About 10% of UK adults have opted for this family structure. A structure where a couple chooses not to cohabitate (or are not currently cohabitating).

“As laws and norms change, so do family structures.”

Same Sex Couples

Of course, there are really a number of different same-sex family structures, not just one. Same-sex couple implies a couple living without children (coupling describes this household structure for both heterosexual and homosexual couples) but there are also same-sex families where there are children (either naturally the children of one or other parent or adopted). The sad thing is that same sex marriages are illegal in most African countries with South Africa being one of the very few countries that has legalised it.

Grandparent family

There are many situations where grandparents step in and assume care of their grandchildren. For example, the natural parents might be too young to assume such responsibility or be unfit due to many possible reasons.

Single-parent families

One parent living with one or more children describes the single-parent family, a model that has been steadily rising over the past decades. There are several reasons why one parent is left to care for the kids alone: divorce, death of the partner, or having a child without a stable partner.

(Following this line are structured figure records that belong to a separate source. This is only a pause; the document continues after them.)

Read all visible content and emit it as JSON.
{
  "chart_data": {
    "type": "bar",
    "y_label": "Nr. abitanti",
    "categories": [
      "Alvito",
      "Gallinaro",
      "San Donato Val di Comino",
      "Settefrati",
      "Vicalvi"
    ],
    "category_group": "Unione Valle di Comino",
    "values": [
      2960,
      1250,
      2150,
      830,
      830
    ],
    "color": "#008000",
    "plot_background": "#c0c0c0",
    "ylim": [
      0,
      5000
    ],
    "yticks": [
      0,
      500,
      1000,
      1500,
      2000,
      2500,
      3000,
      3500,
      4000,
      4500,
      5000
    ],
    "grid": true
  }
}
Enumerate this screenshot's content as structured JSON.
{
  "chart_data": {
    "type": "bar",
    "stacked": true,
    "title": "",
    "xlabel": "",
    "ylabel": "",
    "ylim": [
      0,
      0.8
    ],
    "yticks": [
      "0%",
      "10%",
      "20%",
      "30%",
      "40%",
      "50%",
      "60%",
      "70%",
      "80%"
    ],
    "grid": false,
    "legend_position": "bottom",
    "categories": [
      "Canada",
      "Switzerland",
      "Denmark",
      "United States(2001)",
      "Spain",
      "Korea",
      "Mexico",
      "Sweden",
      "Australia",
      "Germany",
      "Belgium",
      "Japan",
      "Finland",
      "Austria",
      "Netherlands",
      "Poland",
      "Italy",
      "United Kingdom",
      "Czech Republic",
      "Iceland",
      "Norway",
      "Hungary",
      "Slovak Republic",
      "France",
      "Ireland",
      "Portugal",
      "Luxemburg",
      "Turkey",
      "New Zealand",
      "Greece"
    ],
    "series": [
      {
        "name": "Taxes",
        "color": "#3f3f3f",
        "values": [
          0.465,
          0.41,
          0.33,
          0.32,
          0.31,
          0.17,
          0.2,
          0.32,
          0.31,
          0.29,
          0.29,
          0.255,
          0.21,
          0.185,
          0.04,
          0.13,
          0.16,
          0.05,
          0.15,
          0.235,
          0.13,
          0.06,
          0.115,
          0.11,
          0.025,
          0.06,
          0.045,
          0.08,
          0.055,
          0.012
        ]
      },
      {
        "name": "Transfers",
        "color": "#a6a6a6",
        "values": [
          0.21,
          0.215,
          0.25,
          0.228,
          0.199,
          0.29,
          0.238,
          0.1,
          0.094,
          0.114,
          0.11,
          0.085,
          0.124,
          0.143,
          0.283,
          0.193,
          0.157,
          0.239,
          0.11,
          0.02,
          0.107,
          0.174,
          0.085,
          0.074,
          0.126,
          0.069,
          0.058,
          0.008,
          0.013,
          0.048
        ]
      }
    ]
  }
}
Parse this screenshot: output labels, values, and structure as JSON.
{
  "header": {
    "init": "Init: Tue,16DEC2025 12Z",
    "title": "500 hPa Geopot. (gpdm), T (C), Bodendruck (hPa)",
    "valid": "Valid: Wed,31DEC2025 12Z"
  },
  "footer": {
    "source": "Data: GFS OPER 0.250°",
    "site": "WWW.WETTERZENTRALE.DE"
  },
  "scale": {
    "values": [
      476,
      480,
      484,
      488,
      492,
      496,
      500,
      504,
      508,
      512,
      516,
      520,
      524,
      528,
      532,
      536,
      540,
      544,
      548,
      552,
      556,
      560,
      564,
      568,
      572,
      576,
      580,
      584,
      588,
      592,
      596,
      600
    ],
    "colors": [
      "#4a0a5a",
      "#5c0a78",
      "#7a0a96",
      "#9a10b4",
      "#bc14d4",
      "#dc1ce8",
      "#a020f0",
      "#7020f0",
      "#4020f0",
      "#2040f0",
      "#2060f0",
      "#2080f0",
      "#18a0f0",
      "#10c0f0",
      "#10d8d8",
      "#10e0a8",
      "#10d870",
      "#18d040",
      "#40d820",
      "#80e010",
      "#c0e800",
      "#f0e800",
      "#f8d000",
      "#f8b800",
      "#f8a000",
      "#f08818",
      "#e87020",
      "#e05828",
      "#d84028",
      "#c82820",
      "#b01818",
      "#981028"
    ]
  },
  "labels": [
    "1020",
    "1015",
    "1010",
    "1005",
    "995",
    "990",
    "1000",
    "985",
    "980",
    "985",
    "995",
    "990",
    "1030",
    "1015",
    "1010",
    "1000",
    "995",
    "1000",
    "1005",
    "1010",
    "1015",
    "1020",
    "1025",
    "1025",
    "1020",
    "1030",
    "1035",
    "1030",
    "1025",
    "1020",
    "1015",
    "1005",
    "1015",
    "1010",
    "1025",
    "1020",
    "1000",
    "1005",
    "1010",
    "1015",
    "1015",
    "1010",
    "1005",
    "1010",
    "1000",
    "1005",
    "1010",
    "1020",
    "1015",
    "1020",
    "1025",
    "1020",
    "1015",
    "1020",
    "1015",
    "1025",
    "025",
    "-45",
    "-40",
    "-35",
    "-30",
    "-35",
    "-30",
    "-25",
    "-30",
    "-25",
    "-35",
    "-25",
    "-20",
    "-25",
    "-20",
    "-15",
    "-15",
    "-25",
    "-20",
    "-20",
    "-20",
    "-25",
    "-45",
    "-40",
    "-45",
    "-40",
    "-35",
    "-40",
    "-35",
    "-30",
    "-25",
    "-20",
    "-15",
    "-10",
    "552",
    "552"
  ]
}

A single-parent family is one where the bonds between parent and children are quite strong, as are those between siblings. This happens as, in many cases, the family struggles and this generates an us vs. them mentality.


With a stepfamily, also known as a blended family, young children may live with a stepparent and even acquire stepsiblings. The most difficult part is the adjustment period when the new stepmom or dad has to carve out her or his place in the new family. There can be a lot of resentment, especially following an acrimonious divorce when children are in a tug of war between their biological parents.

A child may perceive a stepparent as an intruder, especially if the ex is not supportive of the blended family. While the stepparent can develop an amazing bond with the youngster, there are also families where children won’t ever truly accept this person into their lives.


Polygamy is a type of relationship that typically involves a person marrying more than one partner.  South African traditionalists have been well known to practice polygamy and the topic has been a serious political issue in the past several years

All types of family structures have their strengths and weaknesses. What is important is that people understand and respect families that seem so different from their own.